那个实验室……正是两年前mK-5原型机转运前的临时存放点。
mK系列是我们国家自主研发的高保密级量子通信模块,主要用于军用加密传输。mK-5虽然被淘汰了,但核心算法仍有研究价值,一旦泄露,可能影响部分旧版军事通讯安全。而更让人担心的是,最新的mK-7正处于测试阶段,理论上应该是完全离网、无法远程操控的状态。
可就在三天前,我们在一次例行扫描中捕捉到一次异常唤醒信号——持续37秒,来自未知节点,频率特征和mK-7的自检协议高度吻合。
我把这条线索标红,正准备整理报告,手机响了。赵勇发来一条语音。
“问到了。”他的声音低沉,“有个老保安记得,那天早上六点多,看见一个人推着个带轮子的金属箱往c4栋走。穿灰夹克,走路有点跛,右腿不太利索。没登记,也没说话,他就觉得奇怪,多看了两眼。”
我立刻打开省内技术人员伤残档案库,筛选近三年内右腿受过伤、从事过高危设备运输或维护工作的工程师。条件一设,跳出二十多个名字。我一个个比对体态和行动特征,结合园区模糊的监控画面,最后锁定五个人。
其中一人,名字跳进眼里——周临舟。
简历显示,他曾任职于某军工研究所,负责量子加密模块的测试与销毁。2020年项目终止时,他签出了三台待毁模块,回收记录只交回两台。第三台,系统备注写着“运输途中损毁”。
可问题是,所谓的“损毁”根本没有现场照片、事故报告或第三方鉴定,只有一份他本人提交的手写说明。当时机构改革,监管混乱,这事就这么不了了之了。
这个名字……又出现了。
上一章才确认他经手的第三台模块下落不明,而现在,所有假身份的操作轨迹,竟然全都指向同一个终点。
我盯着屏幕,没动。心跳渐渐加快,指尖有些发麻。这不是巧合,也不是偶然。这是一个精心编织的网,而我们现在才刚刚摸到第一根线。

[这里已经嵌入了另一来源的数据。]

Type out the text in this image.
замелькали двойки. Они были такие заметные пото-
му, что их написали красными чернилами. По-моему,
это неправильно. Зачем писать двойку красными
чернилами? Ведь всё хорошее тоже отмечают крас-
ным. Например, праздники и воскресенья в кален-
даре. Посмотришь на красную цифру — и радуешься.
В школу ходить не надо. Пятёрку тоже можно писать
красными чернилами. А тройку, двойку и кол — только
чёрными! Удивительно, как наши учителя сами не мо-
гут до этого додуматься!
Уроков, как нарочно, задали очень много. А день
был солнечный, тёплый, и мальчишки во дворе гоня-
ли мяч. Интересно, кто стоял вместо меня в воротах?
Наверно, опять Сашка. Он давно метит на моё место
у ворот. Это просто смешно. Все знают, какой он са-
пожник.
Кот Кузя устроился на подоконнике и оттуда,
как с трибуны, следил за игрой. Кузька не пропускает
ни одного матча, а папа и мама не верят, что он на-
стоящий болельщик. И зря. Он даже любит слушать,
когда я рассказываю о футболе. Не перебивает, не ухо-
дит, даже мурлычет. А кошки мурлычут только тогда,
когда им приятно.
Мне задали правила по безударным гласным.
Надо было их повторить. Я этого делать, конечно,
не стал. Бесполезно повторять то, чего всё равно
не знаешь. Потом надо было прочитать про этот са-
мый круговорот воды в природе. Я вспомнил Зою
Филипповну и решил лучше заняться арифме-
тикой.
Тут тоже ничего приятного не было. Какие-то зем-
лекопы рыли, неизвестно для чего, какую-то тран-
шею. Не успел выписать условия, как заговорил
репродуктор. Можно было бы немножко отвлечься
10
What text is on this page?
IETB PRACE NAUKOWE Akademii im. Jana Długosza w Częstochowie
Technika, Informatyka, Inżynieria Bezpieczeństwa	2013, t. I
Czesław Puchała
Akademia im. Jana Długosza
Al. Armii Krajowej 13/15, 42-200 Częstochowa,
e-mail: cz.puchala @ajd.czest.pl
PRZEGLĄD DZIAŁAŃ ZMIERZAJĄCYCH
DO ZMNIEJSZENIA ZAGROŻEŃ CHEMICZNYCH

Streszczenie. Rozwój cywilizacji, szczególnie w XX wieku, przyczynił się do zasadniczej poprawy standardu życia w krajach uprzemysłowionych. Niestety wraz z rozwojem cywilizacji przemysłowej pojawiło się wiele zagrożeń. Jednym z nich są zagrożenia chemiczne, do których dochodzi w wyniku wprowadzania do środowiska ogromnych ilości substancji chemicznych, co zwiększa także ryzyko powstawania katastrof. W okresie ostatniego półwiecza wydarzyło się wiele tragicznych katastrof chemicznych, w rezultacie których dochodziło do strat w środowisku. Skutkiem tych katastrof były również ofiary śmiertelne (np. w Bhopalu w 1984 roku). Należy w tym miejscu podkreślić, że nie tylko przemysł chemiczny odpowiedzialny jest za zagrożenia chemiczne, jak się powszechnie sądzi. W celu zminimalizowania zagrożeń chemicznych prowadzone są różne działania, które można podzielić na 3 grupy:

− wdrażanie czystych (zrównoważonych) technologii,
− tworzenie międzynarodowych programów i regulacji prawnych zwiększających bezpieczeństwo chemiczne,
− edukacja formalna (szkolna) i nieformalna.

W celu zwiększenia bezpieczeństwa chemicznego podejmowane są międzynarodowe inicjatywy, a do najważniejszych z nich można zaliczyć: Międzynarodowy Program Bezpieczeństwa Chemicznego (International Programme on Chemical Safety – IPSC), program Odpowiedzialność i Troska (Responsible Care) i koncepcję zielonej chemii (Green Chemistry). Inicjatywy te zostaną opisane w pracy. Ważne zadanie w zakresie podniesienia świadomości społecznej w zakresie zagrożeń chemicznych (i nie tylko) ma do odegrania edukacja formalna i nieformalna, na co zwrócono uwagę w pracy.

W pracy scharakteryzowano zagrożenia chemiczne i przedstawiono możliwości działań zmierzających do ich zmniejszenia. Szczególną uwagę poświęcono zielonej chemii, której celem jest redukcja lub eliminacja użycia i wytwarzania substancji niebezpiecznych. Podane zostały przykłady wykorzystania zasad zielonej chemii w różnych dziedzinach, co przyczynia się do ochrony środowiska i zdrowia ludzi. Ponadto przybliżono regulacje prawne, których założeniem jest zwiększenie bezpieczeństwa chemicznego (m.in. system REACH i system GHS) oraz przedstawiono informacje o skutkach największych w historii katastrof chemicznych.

这时李悦凑过来:“刚才我又查了‘张林’租用数据中心时的电费支付记录。付款账户是第三方代扣平台,但资金来源追到一张私人银行卡,开户人叫陈国富——公安库里查不到这个人,但他留的手机号,三个月前出现在云岭县一起网络攻击案的关联通讯录里。”
“又是那个网吧后台机房?”我问。
“对。当时监控拍到一个男人进出,脸看不清,但身形和步态吻合。而且……”她顿了顿,“那人离开时,手里提了个黑色防水箱,标签上印着‘精密仪器,防震’。”
我起身走到白板前,拿起笔开始画关系链。
一边写一边说:“周临舟,军工背景,经手过mK系列模块;三月十二日,‘陈志远’出现在云岭网吧,使用高危网络权限;十五日,‘吴海’在临江调试数据中心;十八日,‘张林’在城南申请用电——三个身份,同一套行为模式,全围绕核心设备展开。”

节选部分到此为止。